Ya en Nueva York, la historia era distinta. Ahí entré a varias tiendas de música. La que frecuentaba más se encuentra en Mineola, NY que es la clásica Guitar Center donde compré mi Yamaha. la tienda por excelencia para el bolsillo mío. 

D'Angelico
(Foto tomada en NY 
Jaime Riera)
En una de mis escapadas del trabajo en Nueva York, me topé D'Angelico Guitar of America. Al principio me costó trabajo encontrar la tienda porque no hay letrero alguno en el exterior del edificio y para entrar necesitas tocar un timbre tipo apartamento. Al entrar era como estar en un paraíso de guitarras. El sitio era ideal porque tenía un escenario para presentaciones y a pesar de que el sitio estaba vacío, todas las visitas son mediante citas y ahí la dinámica de atención al cliente era de excelencia. Pero mi visitas no se limitaron a ambas tiendas, visité Sam Ash Music en la 34 y Novena en Nueva York. Pero esta tienda no me impresionó mucho. Ahí no puedes probar instrumento alguno sin la supervisión de un empleado, a diferencia de Guitar Center. Claro, una vez tiene al empleado verificando lo que haces con el instrumento te lo quieren vender y eso a mí no me atrajo nada. Claro, el instrumento que toqué en esa tienda fue una guitarra de doce cuerdas Martin, una de las compañías de construccion de guitarras de Pennsylvania que tengo en agenda visitar.
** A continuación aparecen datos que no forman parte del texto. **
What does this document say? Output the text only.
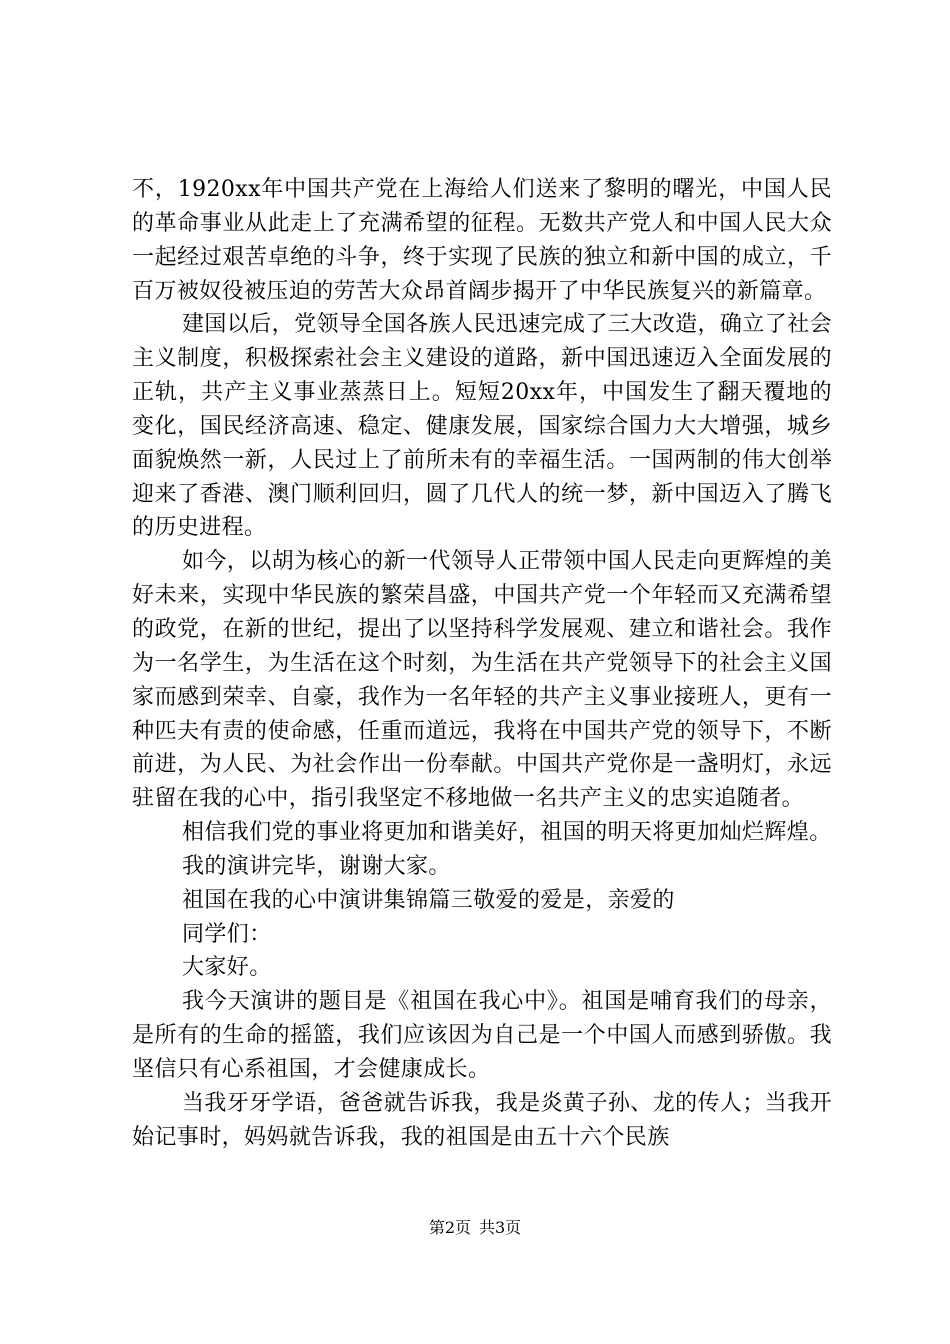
不，1920xx年中国共产党在上海给人们送来了黎明的曙光，中国人民的革命事业从此走上了充满希望的征程。无数共产党人和中国人民大众一起经过艰苦卓绝的斗争，终于实现了民族的独立和新中国的成立，千百万被奴役被压迫的劳苦大众昂首阔步揭开了中华民族复兴的新篇章。

建国以后，党领导全国各族人民迅速完成了三大改造，确立了社会主义制度，积极探索社会主义建设的道路，新中国迅速迈入全面发展的正轨，共产主义事业蒸蒸日上。短短20xx年，中国发生了翻天覆地的变化，国民经济高速、稳定、健康发展，国家综合国力大大增强，城乡面貌焕然一新，人民过上了前所未有的幸福生活。一国两制的伟大创举迎来了香港、澳门顺利回归，圆了几代人的统一梦，新中国迈入了腾飞的历史进程。

如今，以胡为核心的新一代领导人正带领中国人民走向更辉煌的美好未来，实现中华民族的繁荣昌盛，中国共产党一个年轻而又充满希望的政党，在新的世纪，提出了以坚持科学发展观、建立和谐社会。我作为一名学生，为生活在这个时刻，为生活在共产党领导下的社会主义国家而感到荣幸、自豪，我作为一名年轻的共产主义事业接班人，更有一种匹夫有责的使命感，任重而道远，我将在中国共产党的领导下，不断前进，为人民、为社会作出一份奉献。中国共产党你是一盏明灯，永远驻留在我的心中，指引我坚定不移地做一名共产主义的忠实追随者。

相信我们党的事业将更加和谐美好，祖国的明天将更加灿烂辉煌。

我的演讲完毕，谢谢大家。

祖国在我的心中演讲集锦篇三敬爱的爱是，亲爱的

同学们：

大家好。

我今天演讲的题目是《祖国在我心中》。祖国是哺育我们的母亲，是所有的生命的摇篮，我们应该因为自己是一个中国人而感到骄傲。我坚信只有心系祖国，才会健康成长。

当我牙牙学语，爸爸就告诉我，我是炎黄子孙、龙的传人；当我开始记事时，妈妈就告诉我，我的祖国是由五十六个民族

第2页 共3页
Cuando nos mudamos al área de DC Metro, en especial en Maryland, me topé con la sorpresa de que aquí en DC no hay tiendas de músicas; todas las tiendas se encuentran en el exterior, ya sea Maryland o Virginia. En mi peregrinación visité el Guitar Center en Rockville y pocos meses despues abrieron uno cerca de mi apartamento. 

Chuck Levin Music Store
(Foto tomada por Jaime Riera)
Como no soy una persona de limitar las visitas a una mega tienda  de música, me topé con una pequeña en Greenbelt y otra cerca en Wheaton, ambas en Maryland. La primera Music & Arts es pequeña y no tiene no tiene mucho inventario por razones obvias. La segunda en Wheaton me dejó perplejo porque parecía la vivienda de un hoarder. El espacio a pesar de que es grande, no hay mucha área para caminar o es estrecha. Chuck Levin's Music Store la encontré porque quería probar un instrumento que se hace en Canadá por Seagull Guitars. Ahí, al igual que Sam Ash, si quieres probar un instrumento tienes que pedir permiso a uno de los empleados y éste comenzará a regatear con el precio para empujar la venta. La tentación fue muy grande pero me aguanté de no comprar nada por varias razones: no me gusta que me obliguen a comprar nada y me gusta probar el instrumento sin nadie respirando encima de mí. No voy a negar que me quedé con las ganas de tocar los banjos que estaban detrás de un mostrador que se nota que no son hechos por una máquina de producción en masa. lo malo es que no había nadie en esa área y me decepcionó ver como los banjos se encuentran en exhibición como se aprecia en la foto que tomé. No descarto la idea de visitar una tienda de música especializada en bluegrass localizada en Catonsville Maryland.


Chuck Levin Music Store
(Foto tomada por Jaime Riera)
PD: Una nota de agradecimiento a mi visitante de California. Gracias por leerme y espero poder hablarte por este medio prontamente.